The Westminster Confession of Faith (1646) affirms the inseparable unity between the purchase and application of redemption. The 1689 Baptist Confession of Faith adopts the exact wording of the Westminster Confession in Chapter 8, Paragraph 8, cementing the doctrine of particular redemption within the confessional Particular Baptist tradition.

== Objections and theological responses ==
Critics of limited atonement argue that the doctrine contradicts biblical affirmations of God's universal love, undermines the sincerity of the gospel offer, and misconstrues the nature of Christian conversion. In response, Reformed theologians maintain that definite atonement is the only position that preserves the actual efficacy of the cross and the unity of the Trinity's redemptive purpose.

=== Sincerity of the universal gospel offer ===
- Objection: Non-Calvinist theologians argue that if Christ died only for the elect, the universal proclamation of the gospel (the general call or vocatio externa) becomes insincere, as salvation would be offered to individuals for whom no propitiatory sacrifice was ever made.
- Reformed response: Reformed dogmaticians (such as Herman Bavinck and Louis Berkhof) respond that the gospel offer does not proclaim "Christ died for you specifically as an individual," but rather "whoever repents and believes will be saved". Because Christ's death is of infinite intrinsic value and sufficient for all (as affirmed in the Canons of Dort, II.3), the offer is genuine: no sinner who comes to Christ will be turned away for lack of sufficiency in the atonement.

=== Moral culpability and duty-faith ===
- Objection: Critics argue that it is unjust for God to condemn unregenerate sinners for failing to believe in a Savior who did not intend to redeem them, asserting that moral responsibility requires that salvation was objectively provided on their behalf.
- Reformed response: Reformed theologians maintain that sinners are condemned on the basis of their personal violations of God's moral law and their natural, willful enmity toward God, not merely for rejecting the atonement. The duty to believe the gospel is a moral obligation to accept God's true testimony concerning His Son, and human inability to believe arises from moral corruption rather than any extrinsic defect in the gospel.

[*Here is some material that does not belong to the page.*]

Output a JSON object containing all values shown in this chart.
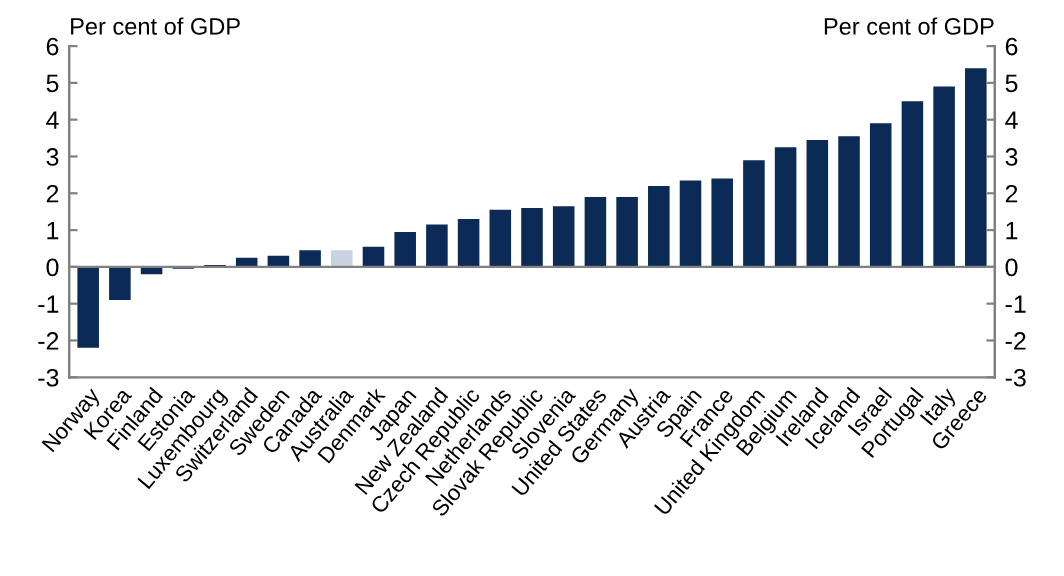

=== Universal scope of biblical language ===
- Objection: Opponents cite explicit passages describing Christ's sacrifice in universal terms, such as being the propitiation for the "whole world", a ransom for "all" , and God "not wishing that any should perish".
- Reformed response: Reformed commentators point out that scriptural terms like "all" and "world" (kosmos) rarely mean every individual without exception in their immediate context. In Johannine and Pauline usage, "world" and "all" frequently mean "all kinds of people" (without ethnic distinction, including Gentiles as well as Jews) or designate the broader realm of fallen creation, while the patience described in is contextualized by its address to believers ("you-ward").

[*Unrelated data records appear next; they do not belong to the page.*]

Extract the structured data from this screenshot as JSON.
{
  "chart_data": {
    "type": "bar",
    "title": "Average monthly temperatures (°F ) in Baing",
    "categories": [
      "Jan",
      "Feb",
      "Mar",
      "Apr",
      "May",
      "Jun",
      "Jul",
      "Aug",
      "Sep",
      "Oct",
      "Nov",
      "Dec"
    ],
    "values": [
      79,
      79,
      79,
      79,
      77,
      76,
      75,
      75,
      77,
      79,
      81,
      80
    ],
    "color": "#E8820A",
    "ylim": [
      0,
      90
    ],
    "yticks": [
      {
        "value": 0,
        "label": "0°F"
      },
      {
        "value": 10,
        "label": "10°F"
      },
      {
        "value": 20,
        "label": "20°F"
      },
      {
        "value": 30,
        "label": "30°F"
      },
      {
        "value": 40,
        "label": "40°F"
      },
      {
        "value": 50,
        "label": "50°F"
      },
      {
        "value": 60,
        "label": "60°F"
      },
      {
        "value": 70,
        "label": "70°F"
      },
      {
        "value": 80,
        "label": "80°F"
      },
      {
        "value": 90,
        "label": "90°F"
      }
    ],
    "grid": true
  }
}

=== Conditional application vs. Double jeopardy ===
- Objection: Non-Calvinist defenders of penal substitution (such as William Lane Craig) argue that the Reformed "double payment" or "double jeopardy" objection rests on an invalid application of human legal systems to divine grace. They contend that Christ paid the penalty for all sins conditionally, but the legal remittance of that penalty is applied only when the sinner exercises faith.
- Reformed response: Reformed authors counter that if Christ paid for all the sins of those who ultimately perish, and yet they are condemned for the sin of unbelief, then either unbelief is not a sin for which Christ died, or God exacts punishment twice for the same offense. Furthermore, Reformed theology asserts that saving faith itself is not an unpurchased, autonomous human contribution, but a covenantal gift merited and purchased by Christ's sacrifice on the cross.